Sponsored by

Menanti Taji Suara Ulama



suara ulama pilgub jatim 2018
Pilkada serentak kini digelar lagi, dan seperti biasa ia selalu menyajikan sisi menarik untuk diperbincangkan. Setelah tahun lalu kita disuguhi berbagai kegaduhan dalam Pilkada di Jakarta, kali ini hal yang sama bakal terjadi Jawa Timur. Memang konteksnya sedikit berbeda karena semua pasangan calon sama-sama muslim. Kisruh penistaan agama dan isu SARA hanya kemungkinan kecil atau bahkan tidak akan terjadi. Tapi bagaimanapun politik memang selalu gurih untuk dibicarakan.

Dalam konstelasi politik Indonesia, Jawa Timur memang mendapat perhatian penting. Ia menjadi tolok ukur perolehan suara nasional. Sejarah juga mencatat bahwa pilkada Jatim selalu berakhir dengan sengketa. Dengan kondisi yang demikian, maka wajar saja bila sejak dini pasangan calon maupun partai pengusung telah melakukan pemanasan. Penggalangan dukungan secara massif dilakukan dengan melakukan pendekatan ke berbagai pihak, salah satunya dengan para ulama.

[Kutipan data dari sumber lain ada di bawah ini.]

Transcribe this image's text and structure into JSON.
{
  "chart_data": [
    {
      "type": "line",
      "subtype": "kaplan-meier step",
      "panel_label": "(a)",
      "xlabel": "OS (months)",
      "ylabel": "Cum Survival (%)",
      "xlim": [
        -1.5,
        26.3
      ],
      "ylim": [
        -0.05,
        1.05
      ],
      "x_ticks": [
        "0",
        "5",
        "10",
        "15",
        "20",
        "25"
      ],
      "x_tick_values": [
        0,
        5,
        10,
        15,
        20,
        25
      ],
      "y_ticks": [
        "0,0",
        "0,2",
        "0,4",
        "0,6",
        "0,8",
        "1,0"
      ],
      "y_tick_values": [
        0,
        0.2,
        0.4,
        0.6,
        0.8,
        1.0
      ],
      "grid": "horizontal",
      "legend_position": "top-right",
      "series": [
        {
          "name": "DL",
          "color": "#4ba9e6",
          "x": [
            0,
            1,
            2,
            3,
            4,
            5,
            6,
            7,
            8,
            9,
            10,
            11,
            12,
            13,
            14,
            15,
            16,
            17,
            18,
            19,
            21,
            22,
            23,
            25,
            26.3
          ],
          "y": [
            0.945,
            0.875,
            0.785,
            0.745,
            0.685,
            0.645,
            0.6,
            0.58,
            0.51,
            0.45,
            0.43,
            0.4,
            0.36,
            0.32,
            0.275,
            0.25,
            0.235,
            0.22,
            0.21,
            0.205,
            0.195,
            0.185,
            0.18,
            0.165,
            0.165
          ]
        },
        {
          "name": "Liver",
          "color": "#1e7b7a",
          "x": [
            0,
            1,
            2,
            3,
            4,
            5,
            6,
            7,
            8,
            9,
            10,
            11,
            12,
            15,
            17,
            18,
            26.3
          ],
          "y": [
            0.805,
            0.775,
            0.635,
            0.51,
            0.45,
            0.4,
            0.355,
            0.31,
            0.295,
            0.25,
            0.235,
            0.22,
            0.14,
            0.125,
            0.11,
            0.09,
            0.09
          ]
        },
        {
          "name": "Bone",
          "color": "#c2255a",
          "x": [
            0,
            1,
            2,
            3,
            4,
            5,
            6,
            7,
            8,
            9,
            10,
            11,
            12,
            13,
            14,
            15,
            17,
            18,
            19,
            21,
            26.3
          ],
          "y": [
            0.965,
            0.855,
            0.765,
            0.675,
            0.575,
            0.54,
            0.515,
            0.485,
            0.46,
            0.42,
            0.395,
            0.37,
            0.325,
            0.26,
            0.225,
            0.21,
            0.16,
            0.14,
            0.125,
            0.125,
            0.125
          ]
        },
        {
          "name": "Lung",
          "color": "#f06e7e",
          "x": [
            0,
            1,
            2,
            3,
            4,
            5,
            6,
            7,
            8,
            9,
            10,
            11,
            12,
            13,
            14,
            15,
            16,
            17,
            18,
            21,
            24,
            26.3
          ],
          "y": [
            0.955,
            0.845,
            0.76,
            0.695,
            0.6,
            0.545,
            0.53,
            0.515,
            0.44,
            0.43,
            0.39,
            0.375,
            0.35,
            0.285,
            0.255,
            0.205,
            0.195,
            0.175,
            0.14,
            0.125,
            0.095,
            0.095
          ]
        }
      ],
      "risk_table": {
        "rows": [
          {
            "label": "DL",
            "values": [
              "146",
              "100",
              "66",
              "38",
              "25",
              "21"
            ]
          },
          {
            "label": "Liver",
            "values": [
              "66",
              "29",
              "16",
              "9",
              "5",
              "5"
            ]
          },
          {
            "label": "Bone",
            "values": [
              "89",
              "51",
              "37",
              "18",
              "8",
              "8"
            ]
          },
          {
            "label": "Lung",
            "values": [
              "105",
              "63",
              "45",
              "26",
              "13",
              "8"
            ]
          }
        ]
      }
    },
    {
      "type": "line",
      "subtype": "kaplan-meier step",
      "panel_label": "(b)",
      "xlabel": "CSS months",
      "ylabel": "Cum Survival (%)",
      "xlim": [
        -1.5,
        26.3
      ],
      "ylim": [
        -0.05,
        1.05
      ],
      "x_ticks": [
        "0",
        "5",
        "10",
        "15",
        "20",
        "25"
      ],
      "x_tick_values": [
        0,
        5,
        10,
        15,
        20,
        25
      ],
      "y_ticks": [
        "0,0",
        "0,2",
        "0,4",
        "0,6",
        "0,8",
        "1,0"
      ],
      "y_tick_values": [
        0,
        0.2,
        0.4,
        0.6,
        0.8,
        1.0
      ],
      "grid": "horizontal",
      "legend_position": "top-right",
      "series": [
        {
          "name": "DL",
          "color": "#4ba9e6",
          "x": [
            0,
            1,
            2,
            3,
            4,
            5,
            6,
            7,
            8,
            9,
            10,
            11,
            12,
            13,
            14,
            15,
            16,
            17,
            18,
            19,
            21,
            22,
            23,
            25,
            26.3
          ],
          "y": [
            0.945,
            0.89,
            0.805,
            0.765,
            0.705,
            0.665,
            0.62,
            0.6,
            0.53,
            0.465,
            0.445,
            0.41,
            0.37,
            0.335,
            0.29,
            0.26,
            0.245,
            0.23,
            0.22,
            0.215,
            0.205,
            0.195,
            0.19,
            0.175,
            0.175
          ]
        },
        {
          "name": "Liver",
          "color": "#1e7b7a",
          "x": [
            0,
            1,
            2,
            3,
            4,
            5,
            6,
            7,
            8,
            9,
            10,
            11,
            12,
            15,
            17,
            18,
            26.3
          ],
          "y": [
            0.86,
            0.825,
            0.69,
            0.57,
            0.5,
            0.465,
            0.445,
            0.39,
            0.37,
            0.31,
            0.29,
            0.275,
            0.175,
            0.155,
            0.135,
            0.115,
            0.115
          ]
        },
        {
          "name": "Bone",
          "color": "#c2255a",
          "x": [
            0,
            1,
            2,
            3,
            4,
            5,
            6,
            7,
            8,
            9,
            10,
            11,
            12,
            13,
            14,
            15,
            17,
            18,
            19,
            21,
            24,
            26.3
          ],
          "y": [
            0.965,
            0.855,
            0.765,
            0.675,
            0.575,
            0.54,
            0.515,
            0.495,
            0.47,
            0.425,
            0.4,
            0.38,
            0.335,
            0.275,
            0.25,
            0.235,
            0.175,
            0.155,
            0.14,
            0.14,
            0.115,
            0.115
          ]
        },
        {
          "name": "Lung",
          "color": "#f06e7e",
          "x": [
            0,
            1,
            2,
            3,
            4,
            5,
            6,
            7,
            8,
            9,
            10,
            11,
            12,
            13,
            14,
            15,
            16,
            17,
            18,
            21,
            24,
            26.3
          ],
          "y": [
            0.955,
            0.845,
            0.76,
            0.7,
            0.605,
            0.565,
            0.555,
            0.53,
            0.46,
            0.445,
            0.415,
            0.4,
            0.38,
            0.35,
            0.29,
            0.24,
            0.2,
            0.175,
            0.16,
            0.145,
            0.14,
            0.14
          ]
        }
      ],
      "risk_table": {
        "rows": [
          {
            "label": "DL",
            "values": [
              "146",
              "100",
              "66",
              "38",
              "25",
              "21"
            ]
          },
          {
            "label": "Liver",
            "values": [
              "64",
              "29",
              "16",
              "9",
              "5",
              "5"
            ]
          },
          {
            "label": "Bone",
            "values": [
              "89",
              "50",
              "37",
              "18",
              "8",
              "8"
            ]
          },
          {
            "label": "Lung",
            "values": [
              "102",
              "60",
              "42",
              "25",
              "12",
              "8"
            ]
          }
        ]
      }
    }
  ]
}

Mulai saat ini, dukungan dari para ulama sudah mulai terdengar dan menjadi pemberitaan dalam banyak media. Banyak tokoh agama yang telah mendeklarasikan dukungannya kepada salah satu pasangan calon, baik secara perorangan maupun kelompok. Tentu tak ada yang salah dengan hal ini. Di mata konstitusi, ulama juga memiliki hak politik yang sama dengan rakyat untuk memilih dan dipilih. Dukungan mereka juga merupakan pertanda baik dan restu yang memang selalu dicari oleh banyak orang tiap memulai usaha.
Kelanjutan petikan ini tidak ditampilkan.